COMMENT
The days of large, monolithic apps are fading. Today’s applications rely on microservices and code reuse, which simplifies development but creates complexity when it comes to monitoring and managing the components used.
This is why the software bill of materials (SBOM) has emerged as an indispensable tool for identifying what’s in a software app, including the components, versions, and dependencies that reside within the systems. SBOMs also provide insights into dependencies, vulnerabilities, and risks that impact cybersecurity.
An SBOM allows CISOs and other business leaders to focus on what really matters by providing an up-to-date inventory of software components. This makes it easier to establish and enforce strong governance and spot potential problems before they spiral out of control.
However, in the era of artificial intelligence (AI), the classical SBOM has some limitations. Emerging machine learning (ML) frameworks introduce significant opportunities, but they also push the boundaries of risk and introduce a new asset to organizations: the machine learning model. Without strong oversight and control over these models, a number of practical, technical and legal problems can arise.
This is where machine learning bills of materials (MLBOM) come into play. The framework tracks names, locations, versions, and licenses for assets that comprise an ML model. It also includes general information about the nature of the model, training configurations embedded in the metadata, who owns it, various feature sets, hardware requirements, and more.
Why MLBOMs matter
CISOs are realizing that AI and machine learning require a different security model, and that the underlying training data and the models that drive it are often not tracked or regulated.
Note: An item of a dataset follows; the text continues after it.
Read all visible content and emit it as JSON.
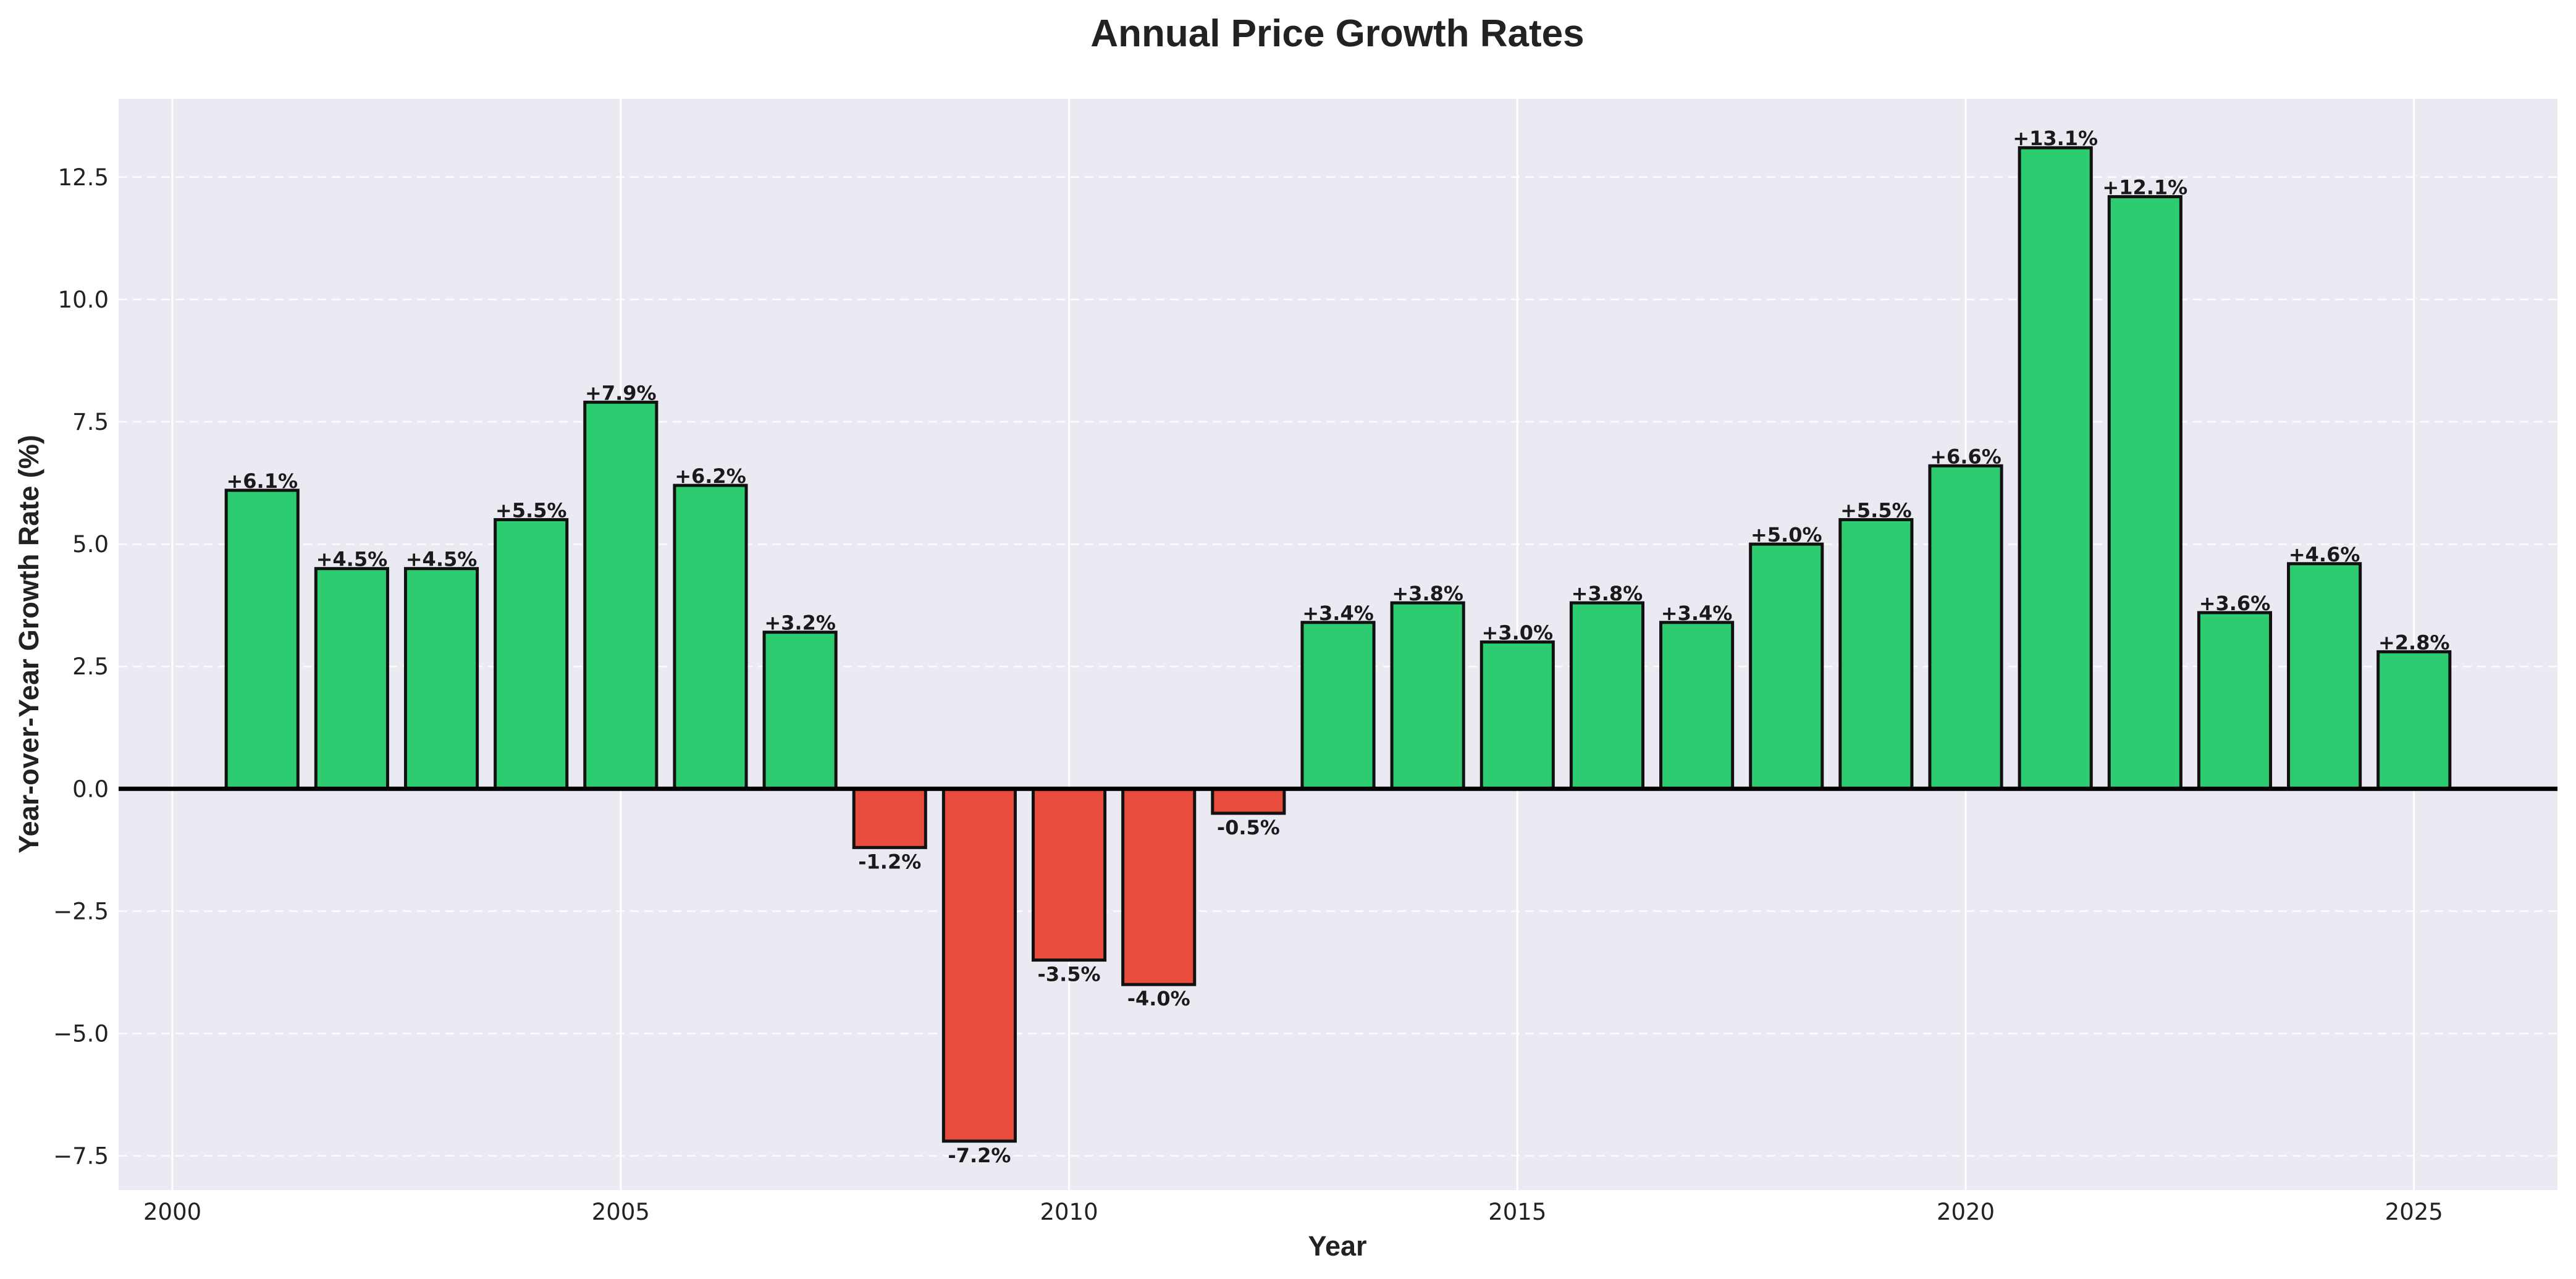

An MLBOM can help an organization avoid security risks and failures. It addresses critical factors such as model and data provenance, security assessments, and dynamic changes that are beyond the scope of the SBOM.
Because ML environments are in a constant state of flux and changes can occur with little or no human interaction, issues related to the consistency of the data, including where it came from, how it was cleaned, and how it was labeled , are a constant concern.
For example, if a business analyst or data scientist determines that a data set is poisoned, MLBOM simplifies the task of finding all the various points of contact and models trained with that data.
MLBOMs can increase protection
Transparency, auditability, auditing and forensic analysis are all hallmarks of an MLBOM. With a complete view of the “ingredients” that make up an ML model, an organization is equipped to manage its ML models securely.
Here are some ways to create a best practice framework around an MLBOM:
-
Recognize the need for an MLBOM: It’s no secret that machine learning drives innovation and even business disruption. However, it also introduces significant risks that can extend to reputation, regulatory compliance and legal issues. Having visibility into ML models is critically important.
-
Conduct essential due diligence: An MLBOM should integrate with the CI/CD pipeline and provide a high level of clarity. Support for standard frameworks like JSON or OWASP CycloneDX can unify the SBOM and MLBOM processes.
-
Analyze policies, processes and governance: It is essential to synchronize an MLBOM with an organization’s workflows and business processes. This increases the likelihood that ML pipelines will work as intended, while minimizing risks related to cybersecurity, data privacy, compliance, and other areas associated with risk.
-
Use an MLBOM with machine learning ports: Rigorous controls and gateways lead to essential guardrails for AI and machine learning. This way, the business and CSO can build on successes and leverage machine learning to drive greater cost savings, performance improvements, and business value.
Machine learning is dramatically changing the business and IT landscape. By extending proven SBOM methodologies to ML through MLBOM, you can take a giant step towards boosting machine learning performance and protecting your data and assets.